O mito do frustrado primeiro amor de Apolo é narrado em Ovídio, Metamorfoses I, 453-567: orgulhoso de sua vitória sobre a serpente Piton, Apolo escarnece de Cupido ao vê-lo em dificuldade para armar seu arco. Cupido vinga-se: transpassa-o com uma seta do amor e, com outro tipo de seta, que faz nascer rejeição, transpassa a casta ninfa Dafne, devota de Diana. No momento em que está para ser alcançada por Apolo, Dafne, esgotada por uma longa fuga, implora ajuda a seu pai, Peneu, o rio da Tessália, que, dela apiedado, a transforma em um loureiro. Apolo continua a amá-la mesmo sob esta forma e tece uma coroa com as folhas da árvore que ele elegerá como sua.
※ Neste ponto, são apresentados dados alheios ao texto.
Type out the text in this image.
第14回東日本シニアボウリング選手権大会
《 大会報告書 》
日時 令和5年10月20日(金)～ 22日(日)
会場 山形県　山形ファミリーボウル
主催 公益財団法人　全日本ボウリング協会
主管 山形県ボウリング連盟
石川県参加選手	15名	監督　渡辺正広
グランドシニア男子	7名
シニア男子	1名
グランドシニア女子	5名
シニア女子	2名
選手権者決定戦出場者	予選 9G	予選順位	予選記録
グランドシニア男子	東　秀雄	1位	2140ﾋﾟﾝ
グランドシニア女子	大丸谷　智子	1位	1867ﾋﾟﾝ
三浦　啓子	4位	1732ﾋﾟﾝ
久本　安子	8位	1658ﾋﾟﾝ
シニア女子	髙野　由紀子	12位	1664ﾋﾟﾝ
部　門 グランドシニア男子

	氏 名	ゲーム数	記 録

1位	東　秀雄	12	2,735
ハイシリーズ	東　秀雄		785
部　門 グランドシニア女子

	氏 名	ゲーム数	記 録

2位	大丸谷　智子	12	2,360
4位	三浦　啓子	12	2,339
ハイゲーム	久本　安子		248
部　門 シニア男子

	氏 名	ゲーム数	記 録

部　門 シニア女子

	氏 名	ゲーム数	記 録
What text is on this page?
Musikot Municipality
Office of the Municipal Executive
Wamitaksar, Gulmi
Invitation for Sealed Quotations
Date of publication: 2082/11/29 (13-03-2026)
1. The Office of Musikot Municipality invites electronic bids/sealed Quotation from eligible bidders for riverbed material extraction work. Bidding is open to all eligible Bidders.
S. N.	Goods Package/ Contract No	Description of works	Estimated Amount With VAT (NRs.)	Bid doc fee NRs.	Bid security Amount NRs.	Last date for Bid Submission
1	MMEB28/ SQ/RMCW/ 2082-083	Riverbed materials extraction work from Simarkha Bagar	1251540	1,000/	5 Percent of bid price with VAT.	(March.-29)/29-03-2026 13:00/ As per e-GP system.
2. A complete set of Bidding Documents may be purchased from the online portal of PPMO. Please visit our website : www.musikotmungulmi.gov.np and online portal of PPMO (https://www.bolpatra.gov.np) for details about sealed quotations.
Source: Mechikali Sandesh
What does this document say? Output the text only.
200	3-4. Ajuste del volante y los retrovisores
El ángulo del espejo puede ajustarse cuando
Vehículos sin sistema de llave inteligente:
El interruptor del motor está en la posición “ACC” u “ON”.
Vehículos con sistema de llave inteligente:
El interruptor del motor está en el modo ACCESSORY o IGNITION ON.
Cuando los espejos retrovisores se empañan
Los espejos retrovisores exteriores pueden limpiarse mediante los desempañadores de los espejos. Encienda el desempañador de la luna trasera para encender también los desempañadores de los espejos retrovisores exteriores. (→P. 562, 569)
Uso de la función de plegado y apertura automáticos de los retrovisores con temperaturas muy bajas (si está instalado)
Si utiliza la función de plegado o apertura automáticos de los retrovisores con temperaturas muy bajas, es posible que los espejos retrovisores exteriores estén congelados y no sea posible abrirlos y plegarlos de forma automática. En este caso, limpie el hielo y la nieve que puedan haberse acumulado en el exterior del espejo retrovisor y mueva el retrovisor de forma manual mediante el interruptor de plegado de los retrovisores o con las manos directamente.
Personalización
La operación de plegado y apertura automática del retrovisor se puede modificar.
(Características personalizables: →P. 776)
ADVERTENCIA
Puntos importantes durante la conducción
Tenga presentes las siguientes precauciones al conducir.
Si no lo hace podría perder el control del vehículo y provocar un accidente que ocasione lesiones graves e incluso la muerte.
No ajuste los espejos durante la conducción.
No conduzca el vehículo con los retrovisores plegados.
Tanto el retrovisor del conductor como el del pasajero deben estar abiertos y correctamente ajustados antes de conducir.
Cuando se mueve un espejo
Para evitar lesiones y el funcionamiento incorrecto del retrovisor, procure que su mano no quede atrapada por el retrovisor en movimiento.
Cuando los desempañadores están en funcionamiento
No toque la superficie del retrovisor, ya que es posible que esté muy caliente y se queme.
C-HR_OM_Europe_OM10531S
O grupo de Apolo e Dafne de Bernini (1598-1680) dialoga intimamente com o texto de Ovídio, sobretudo na caracterização de Dafne, com seus cabelos desgrenhados (positos sine lege capillos). Também na representação do pânico da presa ao sentir-se já tocada pelo perseguidor, expresso nos olhos esbugalhados, voltados para Apolo com terror e no misto de grito e suspiro que emite sua boca aberta em circunferência delicada e sensual:
Viribus absumptis expalluit illa citaeque
Victa labore fugae, spectans Peneidas unda
– Fer, pater…
(com as forças consumidas, ela empalidece e invoca, vencida pelas penas da fuga, olhando as ondas de Peneu: vem, pai…!)
A grande diagonal formada pelos braços das duas figuras acentua o ímpeto do salto de Dafne que contracena com o enlace de Apolo em uma dinâmica essencialmente coreográfica, como bem notada por Fagiolo dell´Arco, que escrevem: Apolo e Dafne: ou seja, o balé.
O Apolo deriva diretamente do Apolo do Belvedere*, na cabeça, no penteado, na expressão ambígua, na posição do corpo projetado para a frente e do braço direito da célebre escultura, restaurado por Montorsoli em 1532-1533.
Sabe-se que Bernini está trabalhando a obra entre 1622 e início de 1623, pois em 12 de junho de 1665, em visita à corte de Luís XIV, ele narra a Paul Fréart de Chantelou que o cardeal Maffeo Barberini (eleito em 6 de agosto de 1623 papa Urbano VIII) havia visitado seu ateliê para inspecionar a obra em companhia de cardeal francês De Sourdis, o qual deixa Roma entre setembro e dezembro de 1622.
Além disso, sabe-se por Passeri [1679/1934] que o escultor Giuliano Finelli fora a Roma em 1622 para ajudar Bernini na execução do grupo. A finição da obra prolongou-se, entretanto, até 1625.